In the mean time I will be placing an order from More Beer http://www.morebeer.com/ for some dry malt extract to take with me to Mexico. I will be taking enough to make three 5 gal. batches of ale. Two will be pale ales supplemented with some local agave and/or honey and one 5 gal. batch of hefeweizen. Once in Mexico I will keep you posted regarding my ongoing efforts to procure brewing ingredients locally.
Saturday, November 1, 2008
Salinas has a brew pub!
I took the time today to head over to Salinas www.ci.salinas.ca.us/ for a sampling of beers at Monterey Coast Brewing. I entered the historic brick building on Main Street in the 'Old Town' part of Salinas and immediately approached the copper mash tun and boil kettle that are situated near the entrance. The warm atmosphere of the pub was enhanced by the rising steam coming off the kettle.
I sat down at the redwood plank bar and set into tasting the nine different beers on tap beginning with an American wheat that was true to style and very refreshing. I tasted my way through the lighter beers, a Pilsner, Hefeweizen, and an Octoberfest style of lager. Each very drinkable and a little low on the bitterness scale for my taste. I continued my samplings with a nicely balanced 'Scottish Red Ale', a toasty Nut Brown, a Porter and finally a Stout that had a distinctive caramel assertiveness and a sweet finish. The food is your standard pub fare with the added element of the deep fried artichoke hearts that are grown locally on the enormous farms that stretch out across the Salinas valley.
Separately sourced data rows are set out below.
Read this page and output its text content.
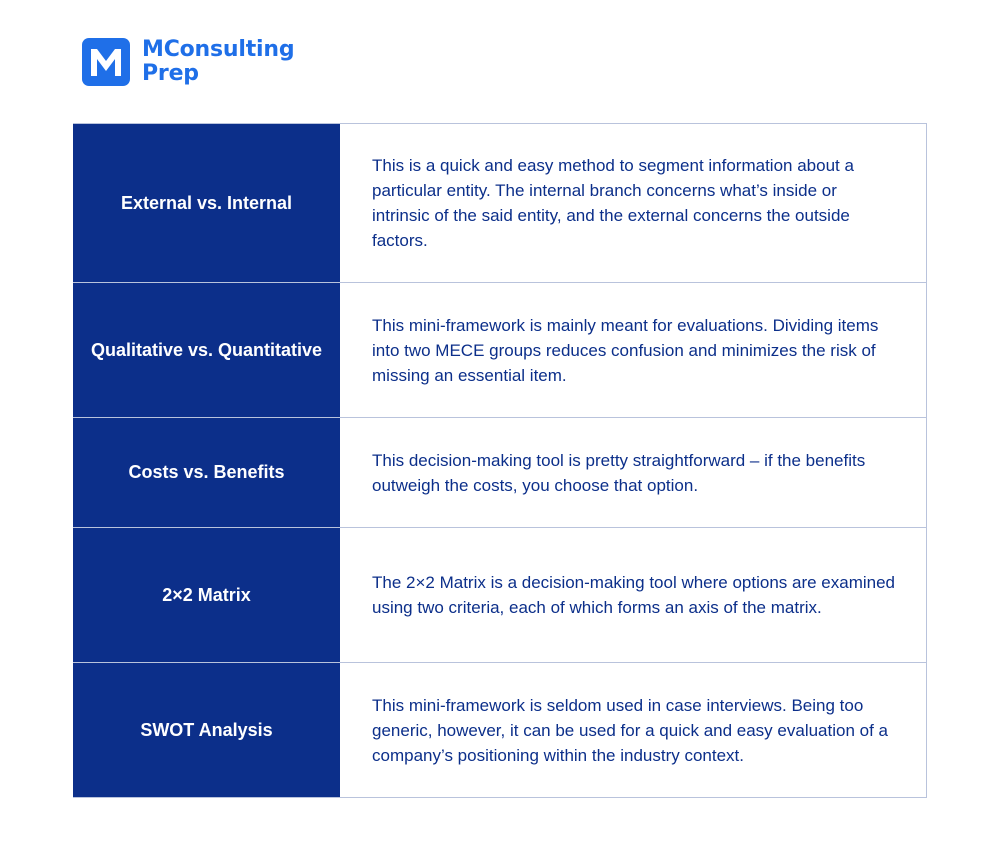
MConsulting
Prep
External vs. Internal
This is a quick and easy method to segment information about a particular entity. The internal branch concerns what’s inside or intrinsic of the said entity, and the external concerns the outside factors.
Qualitative vs. Quantitative
This mini-framework is mainly meant for evaluations. Dividing items into two MECE groups reduces confusion and minimizes the risk of missing an essential item.
Costs vs. Benefits
This decision-making tool is pretty straightforward – if the benefits outweigh the costs, you choose that option.
2×2 Matrix
The 2×2 Matrix is a decision-making tool where options are examined using two criteria, each of which forms an axis of the matrix.
SWOT Analysis
This mini-framework is seldom used in case interviews. Being too generic, however, it can be used for a quick and easy evaluation of a company’s positioning within the industry context.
After careful consideration I elected to enjoy a full pint of the Scottish Red while I watched the owner and brewmaster Charles Lloyd go about prepping a bright tank in order to transfer a fresh batch of pale ale. Charles Lloyd, a modest man, opened his doors for business six years ago and said Salinas was the perfect location for his brewpub. Doing business in Salinas is relatively inexpensive compared to other cities in the Monterey Bay area and Salinas didn't have a brewery. To this day, MCB is the only brewery in Salinas. The next closest is in nearby Marina www.englishalesbrewery.com/ So, the clientele are loyal locals thirsty for fresh made beer. Lloyd confided that the new cineplex that opened next door didn't hurt his business either as there is nothing better than a pint before the show. Also, just half a block away is the Steinbeck museum www.steinbeck.org/ that usually draws a crowd. I can only assume that those literary types are thirsty for beer along with Steinbeck's rich legacy.
Previous to starting his brewery in Salinas Lloyd brewed in the Pacific Northwest after having a past in English brewing.
I asked about the mash tun. I noticed that there was no grain auger. He smiled and pointed out that that equipment will come when the funds are available so in the mean time the grain is hoisted up and in by hand, an average of a thousand pounds per batch.
Oh, and the steam rising from the boil kettle that I noticed coming in, that will be a Belgian Double.